Raja Salman bersama sekitar 1.000 rombongan berada di Bali untuk berlibur selama enam hari. Dan dalam tradisi kerajaan di Saudi Arabia, berlibur selama 6 hari di tempat nan jauh dari pusat kerajaan di Riyadh, juga sebenarnya sudah merupakan peristiwa langka tersendiri.
Kenapa di Bali? Dan apa untungnya buat Bali secara kepariwisataan?
Saya bukan pakar kepariwisataan, namun ada tiga catatan yang mungkin berkaitan langsung dengan efek wisata yang mungkin berpengaruh besar dari kunjungan dan liburan Raja Salman di Bali selama 6 hari 5 malam.
Pertama, Bali semakin menunjukkan kelasnya dan kapasitasnya sebagai tujuan wisata, yang mampu menampung rombongan wisatawan elit yang berjumlah jumbo: sekitar seribu orang.
Seperti diketahui, semua rombongan Raja Salman menginap di empat hotel yang terletak berdekatan dalam satu compound, di kawasan Nusa Dua, Bali.
Coba perhatikan kalimat: “daya tampung dalam satu compound”.
Sebagai perbandingan, sebutlah Surabaya, Medan dan Makassar.
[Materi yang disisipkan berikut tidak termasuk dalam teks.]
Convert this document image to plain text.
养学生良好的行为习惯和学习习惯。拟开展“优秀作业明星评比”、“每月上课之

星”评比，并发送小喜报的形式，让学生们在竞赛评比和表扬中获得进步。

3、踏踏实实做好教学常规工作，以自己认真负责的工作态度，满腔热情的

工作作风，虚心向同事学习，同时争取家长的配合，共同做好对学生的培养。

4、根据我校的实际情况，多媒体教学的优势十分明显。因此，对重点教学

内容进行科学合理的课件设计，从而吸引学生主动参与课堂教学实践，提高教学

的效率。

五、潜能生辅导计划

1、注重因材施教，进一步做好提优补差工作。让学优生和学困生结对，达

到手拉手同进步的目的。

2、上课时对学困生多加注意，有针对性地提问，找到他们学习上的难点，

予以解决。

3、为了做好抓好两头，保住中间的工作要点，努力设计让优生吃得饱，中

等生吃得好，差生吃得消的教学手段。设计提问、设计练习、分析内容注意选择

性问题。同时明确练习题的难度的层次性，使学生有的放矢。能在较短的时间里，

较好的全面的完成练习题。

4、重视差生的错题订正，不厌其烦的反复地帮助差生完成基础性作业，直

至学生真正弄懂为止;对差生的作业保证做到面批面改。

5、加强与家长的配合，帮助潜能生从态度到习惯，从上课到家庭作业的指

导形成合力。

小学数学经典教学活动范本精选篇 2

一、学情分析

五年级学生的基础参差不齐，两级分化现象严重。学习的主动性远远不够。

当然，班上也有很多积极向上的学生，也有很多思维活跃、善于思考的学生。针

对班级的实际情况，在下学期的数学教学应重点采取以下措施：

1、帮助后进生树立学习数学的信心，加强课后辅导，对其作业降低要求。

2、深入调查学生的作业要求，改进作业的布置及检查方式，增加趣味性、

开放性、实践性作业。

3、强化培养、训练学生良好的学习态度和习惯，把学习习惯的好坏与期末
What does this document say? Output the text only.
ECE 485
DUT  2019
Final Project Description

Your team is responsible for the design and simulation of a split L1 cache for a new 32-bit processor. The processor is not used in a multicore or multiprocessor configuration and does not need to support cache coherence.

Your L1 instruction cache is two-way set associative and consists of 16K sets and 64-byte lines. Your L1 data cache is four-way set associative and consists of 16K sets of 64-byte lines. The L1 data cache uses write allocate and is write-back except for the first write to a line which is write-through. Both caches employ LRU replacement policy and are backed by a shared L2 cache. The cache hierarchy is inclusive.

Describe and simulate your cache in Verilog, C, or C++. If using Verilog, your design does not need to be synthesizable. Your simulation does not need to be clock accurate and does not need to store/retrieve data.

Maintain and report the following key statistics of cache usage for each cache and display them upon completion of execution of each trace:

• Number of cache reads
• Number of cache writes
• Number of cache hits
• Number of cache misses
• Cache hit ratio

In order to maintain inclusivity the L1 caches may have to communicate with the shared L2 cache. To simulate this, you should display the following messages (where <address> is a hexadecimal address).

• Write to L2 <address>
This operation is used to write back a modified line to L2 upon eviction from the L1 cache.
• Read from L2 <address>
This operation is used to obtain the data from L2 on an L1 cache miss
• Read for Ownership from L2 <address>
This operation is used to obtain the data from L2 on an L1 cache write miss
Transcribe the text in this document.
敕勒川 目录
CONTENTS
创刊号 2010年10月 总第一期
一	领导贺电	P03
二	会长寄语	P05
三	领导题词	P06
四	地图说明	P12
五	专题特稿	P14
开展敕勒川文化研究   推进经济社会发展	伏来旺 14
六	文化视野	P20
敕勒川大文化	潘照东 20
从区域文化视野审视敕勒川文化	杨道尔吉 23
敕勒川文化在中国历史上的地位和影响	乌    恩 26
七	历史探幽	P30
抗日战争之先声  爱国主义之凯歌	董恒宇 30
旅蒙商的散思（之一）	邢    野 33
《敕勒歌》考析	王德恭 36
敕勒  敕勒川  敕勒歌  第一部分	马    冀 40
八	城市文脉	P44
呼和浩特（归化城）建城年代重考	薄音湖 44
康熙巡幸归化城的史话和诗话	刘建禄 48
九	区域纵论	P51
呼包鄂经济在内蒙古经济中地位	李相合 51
Tentu saja banyak hotel mewah di tiga kota itu, cuma lokasinya saling berjauhan. Tidak praktis untuk rombongan jumbo.
Di Jakarta sekalipun, compound yang relatif lengkap mungkin hanya Mega Kuningan. Ketika Raja Salman menginap di Hotel Raffles, sebagian rombongannya di Marriott, Ritz Carlton, Westin. Keempat hotel berkelas ini berada dalam radius sekitar 500 meter.
Kedua, Bali sebenarnya sudah familiar dengan tetamu sekelas pangeran. Para pemilik dan pegawai tempat-tempat entertainment di Bali “sudah paham” cara melayani tamu sekelas pangeran. Di wilayah lain di Indonesia mungkin belum.
Ketiga, dalam dunia pariwisata dikenal istilah “latah”. Contoh, restoran yang pernah dikunjungi oleh artis sinetron sekalipun, biasanya menjadi pemikat bagi pengunjung lain untuk makan di restoran tersebut.
Karena itu banyak restoran besar yang memajang foto-foto artis yang pernah makan di restorannya.